Peter Kindersley praised The Prince for his commitment, saying that he had “done more than almost anyone to encourage the whole business of natural farming and natural systems.”
During the visit, The Prince toured the farm's successful composting operation which processes organic waste both from local stables and households, collected by the council.
The Prince described the operation as something he was “enormously impressed by”.
He also toured the farm's reed bed system which drains all of the used water from the land and cleanses it using a network of reed beds, ponds and miniature swirling pools - all driven by the force of gravity.
The system, which is similar to one which The Prince has had installed at Highgrove, produces water clean enough to meet European bathing standards.
The Kindersleys started the farm nine years ago.

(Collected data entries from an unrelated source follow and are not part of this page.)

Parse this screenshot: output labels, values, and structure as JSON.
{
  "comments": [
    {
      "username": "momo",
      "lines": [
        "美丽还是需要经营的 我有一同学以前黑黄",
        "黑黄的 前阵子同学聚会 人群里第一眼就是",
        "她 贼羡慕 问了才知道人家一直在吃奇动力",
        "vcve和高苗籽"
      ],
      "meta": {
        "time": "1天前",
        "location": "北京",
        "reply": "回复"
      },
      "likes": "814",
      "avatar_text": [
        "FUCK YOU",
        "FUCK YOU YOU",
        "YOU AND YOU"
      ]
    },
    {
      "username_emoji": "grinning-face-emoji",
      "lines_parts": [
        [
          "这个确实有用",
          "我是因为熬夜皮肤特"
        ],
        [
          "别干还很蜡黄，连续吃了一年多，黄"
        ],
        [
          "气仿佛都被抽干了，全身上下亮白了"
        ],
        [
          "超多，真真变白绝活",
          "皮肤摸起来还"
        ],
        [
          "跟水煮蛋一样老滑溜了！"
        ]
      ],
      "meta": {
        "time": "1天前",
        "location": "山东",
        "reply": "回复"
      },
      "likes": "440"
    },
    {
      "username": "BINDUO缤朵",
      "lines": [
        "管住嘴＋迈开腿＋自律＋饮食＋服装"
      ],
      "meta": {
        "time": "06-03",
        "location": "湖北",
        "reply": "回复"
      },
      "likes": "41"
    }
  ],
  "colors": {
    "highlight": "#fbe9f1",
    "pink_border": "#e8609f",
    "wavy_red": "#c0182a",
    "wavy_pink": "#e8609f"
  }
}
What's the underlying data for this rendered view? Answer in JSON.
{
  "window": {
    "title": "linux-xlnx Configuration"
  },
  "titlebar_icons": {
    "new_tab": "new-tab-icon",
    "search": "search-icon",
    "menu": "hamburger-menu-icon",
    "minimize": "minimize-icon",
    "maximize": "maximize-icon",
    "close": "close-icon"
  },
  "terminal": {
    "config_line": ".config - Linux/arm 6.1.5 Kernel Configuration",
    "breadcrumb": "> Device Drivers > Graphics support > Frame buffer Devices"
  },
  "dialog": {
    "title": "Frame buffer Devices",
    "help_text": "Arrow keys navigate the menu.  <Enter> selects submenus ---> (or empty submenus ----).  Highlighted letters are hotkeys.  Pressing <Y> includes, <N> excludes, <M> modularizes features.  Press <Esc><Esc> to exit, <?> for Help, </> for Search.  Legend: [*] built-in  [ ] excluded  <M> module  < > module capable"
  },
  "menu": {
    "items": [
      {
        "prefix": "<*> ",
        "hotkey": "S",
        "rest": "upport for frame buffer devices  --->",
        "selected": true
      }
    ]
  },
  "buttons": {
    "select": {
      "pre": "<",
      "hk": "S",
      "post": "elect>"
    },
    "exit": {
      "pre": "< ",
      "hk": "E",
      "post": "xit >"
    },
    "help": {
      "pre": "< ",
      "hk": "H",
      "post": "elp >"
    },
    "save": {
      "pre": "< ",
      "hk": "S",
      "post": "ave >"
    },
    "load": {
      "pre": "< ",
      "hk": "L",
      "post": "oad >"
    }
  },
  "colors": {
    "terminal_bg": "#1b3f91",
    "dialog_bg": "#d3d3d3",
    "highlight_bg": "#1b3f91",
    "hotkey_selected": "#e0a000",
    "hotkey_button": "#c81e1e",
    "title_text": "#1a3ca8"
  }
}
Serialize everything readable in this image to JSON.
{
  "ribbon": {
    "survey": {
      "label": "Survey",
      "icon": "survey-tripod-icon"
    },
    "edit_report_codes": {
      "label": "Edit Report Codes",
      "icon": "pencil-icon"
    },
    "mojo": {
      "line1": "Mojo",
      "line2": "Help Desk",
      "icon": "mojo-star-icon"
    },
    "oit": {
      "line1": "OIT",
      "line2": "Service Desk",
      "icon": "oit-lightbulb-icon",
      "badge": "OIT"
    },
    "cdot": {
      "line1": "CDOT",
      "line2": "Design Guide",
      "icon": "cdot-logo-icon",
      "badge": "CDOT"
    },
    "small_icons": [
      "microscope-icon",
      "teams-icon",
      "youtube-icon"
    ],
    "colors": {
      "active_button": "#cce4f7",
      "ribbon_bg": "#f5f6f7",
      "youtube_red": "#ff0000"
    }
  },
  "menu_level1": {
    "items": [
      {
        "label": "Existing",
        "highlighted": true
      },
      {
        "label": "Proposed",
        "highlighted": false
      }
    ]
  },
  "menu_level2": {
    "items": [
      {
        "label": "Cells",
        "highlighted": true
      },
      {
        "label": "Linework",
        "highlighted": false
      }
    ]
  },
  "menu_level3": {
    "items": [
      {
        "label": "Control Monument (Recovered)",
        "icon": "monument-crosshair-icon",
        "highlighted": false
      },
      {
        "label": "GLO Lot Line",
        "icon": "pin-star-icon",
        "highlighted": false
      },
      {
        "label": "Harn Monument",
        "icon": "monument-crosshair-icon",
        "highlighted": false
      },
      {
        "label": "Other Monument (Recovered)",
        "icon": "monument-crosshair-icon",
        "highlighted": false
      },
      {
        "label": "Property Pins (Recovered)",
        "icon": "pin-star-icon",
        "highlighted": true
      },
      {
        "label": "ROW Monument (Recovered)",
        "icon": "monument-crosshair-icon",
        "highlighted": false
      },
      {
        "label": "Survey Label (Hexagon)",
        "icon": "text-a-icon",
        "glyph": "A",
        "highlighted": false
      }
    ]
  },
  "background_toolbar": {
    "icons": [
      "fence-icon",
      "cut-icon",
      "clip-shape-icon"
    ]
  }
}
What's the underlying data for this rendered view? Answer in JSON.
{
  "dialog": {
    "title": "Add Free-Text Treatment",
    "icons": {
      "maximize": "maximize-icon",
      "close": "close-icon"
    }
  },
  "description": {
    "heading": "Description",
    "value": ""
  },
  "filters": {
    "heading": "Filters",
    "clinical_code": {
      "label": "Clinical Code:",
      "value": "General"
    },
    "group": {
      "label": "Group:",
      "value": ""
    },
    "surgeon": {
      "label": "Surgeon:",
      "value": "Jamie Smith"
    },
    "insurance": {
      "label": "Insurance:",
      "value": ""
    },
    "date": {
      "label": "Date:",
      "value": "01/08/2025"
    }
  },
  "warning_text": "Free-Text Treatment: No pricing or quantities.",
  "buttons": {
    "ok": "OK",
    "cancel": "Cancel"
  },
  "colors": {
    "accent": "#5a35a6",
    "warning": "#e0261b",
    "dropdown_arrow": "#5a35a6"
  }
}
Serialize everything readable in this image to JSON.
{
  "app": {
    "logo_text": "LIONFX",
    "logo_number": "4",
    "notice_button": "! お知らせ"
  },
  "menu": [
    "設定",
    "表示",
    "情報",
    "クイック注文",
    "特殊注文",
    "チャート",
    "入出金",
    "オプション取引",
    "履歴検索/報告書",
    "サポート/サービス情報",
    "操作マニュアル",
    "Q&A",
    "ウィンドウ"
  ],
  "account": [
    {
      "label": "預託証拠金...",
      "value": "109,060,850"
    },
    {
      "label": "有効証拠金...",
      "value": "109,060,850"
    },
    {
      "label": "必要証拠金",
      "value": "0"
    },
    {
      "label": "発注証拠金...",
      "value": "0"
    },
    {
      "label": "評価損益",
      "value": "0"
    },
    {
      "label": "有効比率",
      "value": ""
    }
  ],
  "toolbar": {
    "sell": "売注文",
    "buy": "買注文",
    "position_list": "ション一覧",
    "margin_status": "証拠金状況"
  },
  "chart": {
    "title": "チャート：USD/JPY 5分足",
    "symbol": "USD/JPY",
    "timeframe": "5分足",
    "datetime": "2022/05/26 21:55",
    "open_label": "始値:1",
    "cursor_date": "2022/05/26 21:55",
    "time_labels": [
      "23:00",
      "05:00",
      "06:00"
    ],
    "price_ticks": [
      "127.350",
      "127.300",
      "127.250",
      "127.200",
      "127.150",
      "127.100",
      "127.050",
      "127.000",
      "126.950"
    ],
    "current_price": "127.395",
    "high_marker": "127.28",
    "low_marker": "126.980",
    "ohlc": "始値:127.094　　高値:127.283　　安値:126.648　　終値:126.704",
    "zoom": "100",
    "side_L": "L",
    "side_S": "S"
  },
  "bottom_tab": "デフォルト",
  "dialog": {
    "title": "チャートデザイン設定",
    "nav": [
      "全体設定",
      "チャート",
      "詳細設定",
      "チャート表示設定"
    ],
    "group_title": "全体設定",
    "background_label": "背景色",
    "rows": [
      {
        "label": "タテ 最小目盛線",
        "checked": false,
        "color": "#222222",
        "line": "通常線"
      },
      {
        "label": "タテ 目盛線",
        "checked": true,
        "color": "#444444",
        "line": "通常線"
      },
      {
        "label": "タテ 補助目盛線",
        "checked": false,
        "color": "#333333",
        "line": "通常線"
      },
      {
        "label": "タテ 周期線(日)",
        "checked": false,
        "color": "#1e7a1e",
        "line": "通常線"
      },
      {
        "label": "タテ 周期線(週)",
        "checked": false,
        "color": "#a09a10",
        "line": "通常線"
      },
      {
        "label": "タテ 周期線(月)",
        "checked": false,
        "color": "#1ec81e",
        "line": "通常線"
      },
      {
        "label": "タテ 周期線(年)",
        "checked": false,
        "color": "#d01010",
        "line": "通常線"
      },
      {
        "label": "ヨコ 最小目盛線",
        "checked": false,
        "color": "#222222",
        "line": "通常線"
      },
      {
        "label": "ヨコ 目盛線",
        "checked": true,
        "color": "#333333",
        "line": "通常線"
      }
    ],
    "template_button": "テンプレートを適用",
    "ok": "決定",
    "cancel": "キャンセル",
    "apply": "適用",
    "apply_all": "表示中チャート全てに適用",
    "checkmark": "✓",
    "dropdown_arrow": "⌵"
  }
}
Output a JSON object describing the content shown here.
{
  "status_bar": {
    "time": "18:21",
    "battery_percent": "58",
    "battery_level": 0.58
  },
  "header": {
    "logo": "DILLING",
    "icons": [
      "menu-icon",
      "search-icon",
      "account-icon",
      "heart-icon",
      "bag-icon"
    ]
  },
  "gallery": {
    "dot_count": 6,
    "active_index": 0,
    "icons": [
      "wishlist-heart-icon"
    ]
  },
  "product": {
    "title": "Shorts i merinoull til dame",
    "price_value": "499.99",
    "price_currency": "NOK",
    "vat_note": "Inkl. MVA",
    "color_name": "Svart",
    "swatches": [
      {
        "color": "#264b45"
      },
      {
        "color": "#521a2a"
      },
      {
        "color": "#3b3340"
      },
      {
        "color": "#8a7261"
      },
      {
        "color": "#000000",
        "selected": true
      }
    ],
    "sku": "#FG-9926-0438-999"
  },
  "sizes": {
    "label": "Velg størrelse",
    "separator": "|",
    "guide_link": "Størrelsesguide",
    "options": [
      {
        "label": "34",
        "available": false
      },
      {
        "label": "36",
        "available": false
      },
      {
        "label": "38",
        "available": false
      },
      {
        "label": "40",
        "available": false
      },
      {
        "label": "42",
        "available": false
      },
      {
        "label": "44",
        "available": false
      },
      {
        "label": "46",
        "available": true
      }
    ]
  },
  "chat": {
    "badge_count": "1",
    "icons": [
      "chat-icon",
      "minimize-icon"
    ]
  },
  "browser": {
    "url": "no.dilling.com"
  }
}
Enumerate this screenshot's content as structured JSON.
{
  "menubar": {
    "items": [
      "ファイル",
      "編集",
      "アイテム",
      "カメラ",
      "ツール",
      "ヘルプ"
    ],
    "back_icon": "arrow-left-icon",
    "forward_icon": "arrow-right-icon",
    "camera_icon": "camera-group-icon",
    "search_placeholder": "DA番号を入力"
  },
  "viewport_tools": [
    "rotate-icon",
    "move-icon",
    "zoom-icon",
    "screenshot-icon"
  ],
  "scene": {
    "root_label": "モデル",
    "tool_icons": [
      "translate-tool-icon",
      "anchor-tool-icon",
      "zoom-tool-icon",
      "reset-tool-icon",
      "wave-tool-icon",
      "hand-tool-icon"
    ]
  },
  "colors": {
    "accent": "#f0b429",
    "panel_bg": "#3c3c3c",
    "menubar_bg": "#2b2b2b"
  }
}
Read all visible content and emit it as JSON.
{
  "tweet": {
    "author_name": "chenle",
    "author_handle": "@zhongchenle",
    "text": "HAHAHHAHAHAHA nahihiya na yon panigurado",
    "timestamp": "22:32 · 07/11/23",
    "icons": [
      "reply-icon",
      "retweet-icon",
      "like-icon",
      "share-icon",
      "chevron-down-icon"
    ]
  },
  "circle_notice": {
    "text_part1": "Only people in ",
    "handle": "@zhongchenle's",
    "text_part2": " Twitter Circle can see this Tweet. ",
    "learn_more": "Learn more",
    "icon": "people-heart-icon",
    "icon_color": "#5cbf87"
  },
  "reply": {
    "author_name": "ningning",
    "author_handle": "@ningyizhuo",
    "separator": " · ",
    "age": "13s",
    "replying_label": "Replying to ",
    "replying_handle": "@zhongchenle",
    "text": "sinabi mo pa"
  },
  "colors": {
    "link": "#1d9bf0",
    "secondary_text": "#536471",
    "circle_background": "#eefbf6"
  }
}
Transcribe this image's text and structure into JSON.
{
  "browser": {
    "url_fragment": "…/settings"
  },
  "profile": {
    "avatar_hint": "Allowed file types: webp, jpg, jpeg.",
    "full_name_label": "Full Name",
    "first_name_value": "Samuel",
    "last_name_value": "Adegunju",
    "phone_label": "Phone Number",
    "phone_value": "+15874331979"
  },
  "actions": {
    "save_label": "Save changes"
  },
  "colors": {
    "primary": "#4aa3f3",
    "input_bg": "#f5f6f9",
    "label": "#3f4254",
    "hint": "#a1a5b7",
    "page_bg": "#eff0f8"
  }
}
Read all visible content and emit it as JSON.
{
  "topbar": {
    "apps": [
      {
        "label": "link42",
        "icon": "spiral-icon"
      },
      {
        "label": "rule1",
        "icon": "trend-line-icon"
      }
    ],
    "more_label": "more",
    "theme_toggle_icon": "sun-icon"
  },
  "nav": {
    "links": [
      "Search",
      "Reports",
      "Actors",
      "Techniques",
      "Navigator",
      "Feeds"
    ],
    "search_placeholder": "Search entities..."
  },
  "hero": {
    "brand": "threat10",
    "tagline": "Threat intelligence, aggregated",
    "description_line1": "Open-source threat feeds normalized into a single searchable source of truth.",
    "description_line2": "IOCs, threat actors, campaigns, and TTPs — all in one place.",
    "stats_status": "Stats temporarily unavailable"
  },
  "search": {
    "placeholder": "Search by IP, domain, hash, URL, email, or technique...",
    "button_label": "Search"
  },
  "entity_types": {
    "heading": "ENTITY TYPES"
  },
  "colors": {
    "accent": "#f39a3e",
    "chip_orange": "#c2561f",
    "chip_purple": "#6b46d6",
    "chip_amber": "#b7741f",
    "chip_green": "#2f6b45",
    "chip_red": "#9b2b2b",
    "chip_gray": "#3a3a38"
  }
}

Working from a basic desire to be self-sufficient, they gradually added more and more land to the project.
The Prince told them: “I remember when I first started, and for quite a long time afterwards I was told it's very difficult to achieve anything organic in our part of the world, it's so chalky or so sandy'.
“You have shown that the system can work anywhere.”
And The Prince, known for his outspoken interest in architecture, hailed the conference centre as a “triumph” which he said worked in harmony with the landscape.
The building, designed by architect David Mellor, uses a range of natural materials, even using the chalk from the local fields in its walls.
The farm also has an innovative brooder shed for chickens. After hatching, the chickens spend the first part of their lives in the specialised sheds. Realistic outdoor noises are pumped through a CD system and the creatures are even given their first taste of real sunlight with their own private conservatory.
The Prince also visited the farm's sheep pens where he was shown a variety of Cheviot and Shetland breeds.
Head shepherd Chris Aldridge said: “The sheep are stocked a lot lighter by the acre, there's a lot less stress on the animals from birth.”